By Carolyn Lee
The Imperial Republican
A busload of people from Chase County and the surrounding area learned a lot about Native American/Army/settler conflict around the Republican River in Southwest Nebraska and further during a trip Saturday, sponsored by Mid-Plains Community College (MPCC).
The class was led by Vance Nelson of Ogallala, former curator at Fort Robinson State Park.
The 20-plus people participating learned about conflict between various tribes such as the Sioux and Pawnee. At Massacre Canyon near Trenton, the Lakota Sioux trapped and killed most of a Pawnee tribe harvesting buffalo in 1873.
General George Armstrong Custer spent time in the area, both ensuring the safety of pioneers and trying to defeat Native Americans.
He camped in several locations in Kansas and Colorado, and fought Indians along the way.
A group of his soldiers were massacred near Beaver Creek, Kans. in 1867.
The Battle of Beecher Island near Fort Hayes, Kan., in 1868 involved 50 civilian scouts and several Army officers to subdue what was left of the Sioux, Cheyenne and Arapahoe Indians, who had been attacking settlers.
The scouts were trapped on a sandbar and attacked by the Indians, led by a great warrior, Roman Nose.
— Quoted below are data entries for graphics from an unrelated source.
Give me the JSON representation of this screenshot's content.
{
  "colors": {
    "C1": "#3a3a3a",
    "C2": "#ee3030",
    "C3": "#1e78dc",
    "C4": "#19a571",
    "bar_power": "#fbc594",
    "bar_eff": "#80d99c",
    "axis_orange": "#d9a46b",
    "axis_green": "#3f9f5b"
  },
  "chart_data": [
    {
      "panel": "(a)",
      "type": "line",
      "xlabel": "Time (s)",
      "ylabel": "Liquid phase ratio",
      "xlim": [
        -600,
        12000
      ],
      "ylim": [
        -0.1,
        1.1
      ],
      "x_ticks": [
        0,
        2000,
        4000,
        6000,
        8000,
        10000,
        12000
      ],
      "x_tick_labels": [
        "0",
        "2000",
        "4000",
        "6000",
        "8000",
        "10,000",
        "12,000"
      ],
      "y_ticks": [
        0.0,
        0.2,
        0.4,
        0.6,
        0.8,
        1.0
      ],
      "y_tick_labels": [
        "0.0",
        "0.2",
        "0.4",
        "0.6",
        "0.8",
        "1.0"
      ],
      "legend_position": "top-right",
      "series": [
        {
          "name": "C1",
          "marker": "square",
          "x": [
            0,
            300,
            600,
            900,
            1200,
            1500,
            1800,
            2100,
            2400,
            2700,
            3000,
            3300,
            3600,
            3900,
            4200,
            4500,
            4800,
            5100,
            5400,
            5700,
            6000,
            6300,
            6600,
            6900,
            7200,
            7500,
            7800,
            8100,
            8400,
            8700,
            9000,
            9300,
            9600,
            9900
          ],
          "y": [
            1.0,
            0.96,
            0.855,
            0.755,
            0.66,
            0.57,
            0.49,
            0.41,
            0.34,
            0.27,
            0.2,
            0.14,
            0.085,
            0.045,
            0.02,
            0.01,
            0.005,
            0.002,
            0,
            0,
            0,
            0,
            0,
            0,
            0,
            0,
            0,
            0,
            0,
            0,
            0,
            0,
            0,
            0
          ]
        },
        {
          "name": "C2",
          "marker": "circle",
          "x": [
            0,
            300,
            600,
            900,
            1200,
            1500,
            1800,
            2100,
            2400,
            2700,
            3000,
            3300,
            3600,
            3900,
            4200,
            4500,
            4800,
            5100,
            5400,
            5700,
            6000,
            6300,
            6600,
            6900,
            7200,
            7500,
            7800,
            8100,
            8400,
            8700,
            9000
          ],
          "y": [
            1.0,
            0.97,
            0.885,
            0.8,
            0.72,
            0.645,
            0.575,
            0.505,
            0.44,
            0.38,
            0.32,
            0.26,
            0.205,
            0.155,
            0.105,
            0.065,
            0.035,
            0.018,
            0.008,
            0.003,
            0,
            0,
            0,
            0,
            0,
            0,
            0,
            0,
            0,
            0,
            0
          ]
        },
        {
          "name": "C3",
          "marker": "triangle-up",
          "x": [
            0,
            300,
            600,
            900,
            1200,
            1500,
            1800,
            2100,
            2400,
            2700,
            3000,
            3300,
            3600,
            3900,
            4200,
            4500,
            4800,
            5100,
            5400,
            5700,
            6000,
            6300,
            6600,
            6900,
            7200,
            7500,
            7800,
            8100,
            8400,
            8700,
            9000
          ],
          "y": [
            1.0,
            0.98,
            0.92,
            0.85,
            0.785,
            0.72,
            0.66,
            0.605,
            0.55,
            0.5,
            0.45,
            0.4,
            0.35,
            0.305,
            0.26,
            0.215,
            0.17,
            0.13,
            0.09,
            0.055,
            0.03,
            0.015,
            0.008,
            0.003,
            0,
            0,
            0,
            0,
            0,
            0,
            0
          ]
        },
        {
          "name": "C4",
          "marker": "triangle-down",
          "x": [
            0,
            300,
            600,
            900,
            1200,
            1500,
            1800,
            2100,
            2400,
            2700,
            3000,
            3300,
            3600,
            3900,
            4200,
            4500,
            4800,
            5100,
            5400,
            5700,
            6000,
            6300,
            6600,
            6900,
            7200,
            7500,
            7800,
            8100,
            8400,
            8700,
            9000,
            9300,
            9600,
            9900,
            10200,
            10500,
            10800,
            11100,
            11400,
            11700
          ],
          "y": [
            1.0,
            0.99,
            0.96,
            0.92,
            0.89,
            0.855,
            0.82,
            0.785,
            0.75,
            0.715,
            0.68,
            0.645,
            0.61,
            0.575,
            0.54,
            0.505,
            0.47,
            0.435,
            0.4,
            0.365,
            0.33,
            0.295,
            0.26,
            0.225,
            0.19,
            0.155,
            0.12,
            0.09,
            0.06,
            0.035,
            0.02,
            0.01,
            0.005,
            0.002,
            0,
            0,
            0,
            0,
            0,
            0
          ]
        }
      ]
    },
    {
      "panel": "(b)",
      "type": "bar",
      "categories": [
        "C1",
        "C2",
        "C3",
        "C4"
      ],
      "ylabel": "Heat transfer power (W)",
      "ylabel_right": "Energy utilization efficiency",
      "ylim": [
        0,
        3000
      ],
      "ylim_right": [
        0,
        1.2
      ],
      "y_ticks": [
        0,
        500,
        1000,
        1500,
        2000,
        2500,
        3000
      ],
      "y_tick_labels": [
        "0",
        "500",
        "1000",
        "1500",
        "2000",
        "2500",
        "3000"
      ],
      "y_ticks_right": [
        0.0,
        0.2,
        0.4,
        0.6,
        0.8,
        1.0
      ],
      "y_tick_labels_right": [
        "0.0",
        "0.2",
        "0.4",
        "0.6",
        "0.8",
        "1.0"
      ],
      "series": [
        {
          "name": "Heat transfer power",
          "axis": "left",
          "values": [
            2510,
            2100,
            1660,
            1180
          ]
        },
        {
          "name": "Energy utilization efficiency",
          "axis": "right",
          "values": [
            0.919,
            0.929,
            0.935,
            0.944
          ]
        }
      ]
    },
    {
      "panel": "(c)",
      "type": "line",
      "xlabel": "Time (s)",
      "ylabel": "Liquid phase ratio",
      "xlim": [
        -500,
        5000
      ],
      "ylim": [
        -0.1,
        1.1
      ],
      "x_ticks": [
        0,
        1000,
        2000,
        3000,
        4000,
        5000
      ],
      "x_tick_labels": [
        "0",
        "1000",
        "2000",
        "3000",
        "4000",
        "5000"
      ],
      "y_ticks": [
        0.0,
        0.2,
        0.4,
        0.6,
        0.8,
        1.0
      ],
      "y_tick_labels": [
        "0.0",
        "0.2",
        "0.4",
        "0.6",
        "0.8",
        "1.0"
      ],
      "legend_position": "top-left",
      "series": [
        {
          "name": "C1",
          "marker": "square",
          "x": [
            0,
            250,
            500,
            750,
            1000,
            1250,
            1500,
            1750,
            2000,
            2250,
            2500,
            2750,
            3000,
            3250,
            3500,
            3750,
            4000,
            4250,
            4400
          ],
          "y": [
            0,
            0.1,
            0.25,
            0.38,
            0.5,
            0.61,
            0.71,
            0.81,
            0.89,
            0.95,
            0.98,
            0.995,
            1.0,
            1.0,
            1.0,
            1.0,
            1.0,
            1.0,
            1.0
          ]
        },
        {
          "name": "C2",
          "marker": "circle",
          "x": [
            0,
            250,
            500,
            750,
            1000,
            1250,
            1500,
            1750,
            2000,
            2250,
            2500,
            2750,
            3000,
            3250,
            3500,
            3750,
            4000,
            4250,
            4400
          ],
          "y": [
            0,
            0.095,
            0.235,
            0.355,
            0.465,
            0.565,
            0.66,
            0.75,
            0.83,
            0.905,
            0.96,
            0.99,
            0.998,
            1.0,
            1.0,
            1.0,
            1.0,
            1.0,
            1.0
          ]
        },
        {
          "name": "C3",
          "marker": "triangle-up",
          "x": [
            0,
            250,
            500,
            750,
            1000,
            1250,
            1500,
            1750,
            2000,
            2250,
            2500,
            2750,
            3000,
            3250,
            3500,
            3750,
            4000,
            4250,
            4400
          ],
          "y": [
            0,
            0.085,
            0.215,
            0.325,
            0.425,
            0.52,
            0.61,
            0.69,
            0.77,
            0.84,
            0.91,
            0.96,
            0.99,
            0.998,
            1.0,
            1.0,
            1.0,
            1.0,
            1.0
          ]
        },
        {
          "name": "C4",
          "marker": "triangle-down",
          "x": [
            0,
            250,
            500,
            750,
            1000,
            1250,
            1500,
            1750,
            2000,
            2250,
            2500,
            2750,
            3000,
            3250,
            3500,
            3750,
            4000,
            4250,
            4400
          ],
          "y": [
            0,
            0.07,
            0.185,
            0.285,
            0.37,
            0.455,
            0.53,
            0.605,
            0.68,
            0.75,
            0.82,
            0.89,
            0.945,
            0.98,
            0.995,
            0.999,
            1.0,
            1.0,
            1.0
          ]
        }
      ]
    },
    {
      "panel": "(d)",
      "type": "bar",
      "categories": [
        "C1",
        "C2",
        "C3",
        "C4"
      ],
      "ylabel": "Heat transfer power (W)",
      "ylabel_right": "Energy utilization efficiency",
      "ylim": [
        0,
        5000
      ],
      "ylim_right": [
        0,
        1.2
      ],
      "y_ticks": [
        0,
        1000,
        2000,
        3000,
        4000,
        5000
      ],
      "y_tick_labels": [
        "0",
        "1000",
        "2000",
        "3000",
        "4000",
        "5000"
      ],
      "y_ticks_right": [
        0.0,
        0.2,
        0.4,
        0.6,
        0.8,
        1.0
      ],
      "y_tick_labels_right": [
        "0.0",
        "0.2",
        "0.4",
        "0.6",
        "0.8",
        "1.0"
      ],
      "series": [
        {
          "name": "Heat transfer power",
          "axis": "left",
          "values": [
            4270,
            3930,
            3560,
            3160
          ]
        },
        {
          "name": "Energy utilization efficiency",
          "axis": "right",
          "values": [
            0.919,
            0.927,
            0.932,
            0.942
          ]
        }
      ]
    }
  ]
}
They were rescued 10 days later by a cavalry of Buffalo soldiers.
In addition, the group viewed remnants of the Great Western Cattle Trail, which was the route taken to transport cattle from Texas to Ogallala and beyond to Indian Reservations between 1874-1886.
The day concluded with a tour of the Champion Mill in Champion, where settlers built a mill and began grinding wheat for flour, as well as feed for animals.
The tour took a loop from Imperial to Trenton, then into Kansas and over to Wray, Colo., during the day.
MPCC has a number of history classes scheduled for this fall, as well as many other community education and for-credit classes.